Foi, portanto, a partir do primeiro século que lançamos as bases deste país desequilibrado em mais de um sentido, até chegar ao ponto em que um sociólogo francês, Jacques Lambert, nos descreveu como ``os dois Brasis", um que progredira e que posava de nação moderna e outro quase medieval. Em 1926, ao escrever um livro sobre o ``Juazeiro do Padre Cícero", Lourenço Filho criou para os dois Brasis uma imagem curiosamente sensorial, que nos dá uma vertigem de motorista entrando num túnel de marcha a ré:
``A um filho do Sul –habituado a cenas de renovação constante da vida, à ebulição fervilhante do progresso nas cidades cosmopolitas, teatro de agitação dos mais contraditórios interesses (...)– a impressão primeira, quando pelo Nordeste se interne, é a de que vai, como num sonho, recuando pelo tempo, a cada passo. A vida parece que desanda, inicia um giro inverso, marcando para trás duas dezenas de anos, em cada dia de viagem."
Como se sabe, o jeitinho que providenciamos para aliviar esse pesadelo foi expulsar o lavrador analfabeto da terra, empilhá-lo em favelas e transformar nossas ``cidades cosmopolitas" num pirão dos dois Brasis.

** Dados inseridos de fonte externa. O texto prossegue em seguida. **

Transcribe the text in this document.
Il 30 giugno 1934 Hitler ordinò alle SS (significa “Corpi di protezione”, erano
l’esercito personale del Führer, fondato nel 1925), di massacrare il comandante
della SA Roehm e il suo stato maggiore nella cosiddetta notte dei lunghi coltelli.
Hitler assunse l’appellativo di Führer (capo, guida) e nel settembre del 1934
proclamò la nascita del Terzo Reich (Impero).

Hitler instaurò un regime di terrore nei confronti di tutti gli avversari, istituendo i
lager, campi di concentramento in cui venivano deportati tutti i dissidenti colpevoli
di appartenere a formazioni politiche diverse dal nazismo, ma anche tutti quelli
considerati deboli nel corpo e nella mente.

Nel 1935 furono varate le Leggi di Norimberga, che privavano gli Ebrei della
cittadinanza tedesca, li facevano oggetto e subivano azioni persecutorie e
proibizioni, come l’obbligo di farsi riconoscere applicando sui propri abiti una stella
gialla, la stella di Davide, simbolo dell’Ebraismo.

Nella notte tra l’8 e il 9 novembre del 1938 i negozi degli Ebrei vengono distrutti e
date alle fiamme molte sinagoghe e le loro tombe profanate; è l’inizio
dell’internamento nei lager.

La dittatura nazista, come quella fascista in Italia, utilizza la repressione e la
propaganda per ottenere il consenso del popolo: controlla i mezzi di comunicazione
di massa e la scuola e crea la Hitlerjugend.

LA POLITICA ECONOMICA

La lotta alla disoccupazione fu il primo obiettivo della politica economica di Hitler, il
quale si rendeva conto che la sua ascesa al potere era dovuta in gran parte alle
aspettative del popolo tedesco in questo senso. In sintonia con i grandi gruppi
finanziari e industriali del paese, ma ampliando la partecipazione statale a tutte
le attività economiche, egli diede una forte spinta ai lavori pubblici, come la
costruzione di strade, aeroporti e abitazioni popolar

O nome que melhor assentou neste país esquizofrênico foi Belíndia, cunhado pelo economista Edmar Bacha, um dos pais do real. Foi há muitos anos, ao contemplar o Brasil, que Edmar Bacha cunhou a fórmula sábia: Belíndia não só soa bem, como se tivesse vindo de alguma toada da MPB, como nos atrela à Bélgica, país enérgico e progressista, mas meio perturbado racialmente, e à Índia, a vasta Índia de todas as grandezas e todos os horrores. Da nossa metade indiana já conseguimos até, em dias recentes, criar uma reencarnação do Gandhi, nosso Betinho, cujo fervor social intenso e ascética magreza perturbam os que comem demais, os que só pensam em si mesmos.
Quem sabe se com o próprio Bacha nos altos escalões não começaremos a assistir a um milagre da fusão, num corpo só, menos disforme que o atual, da Bélgica e da Índia que em nós carregamos? Vamos acender uma vela a frei Vicente.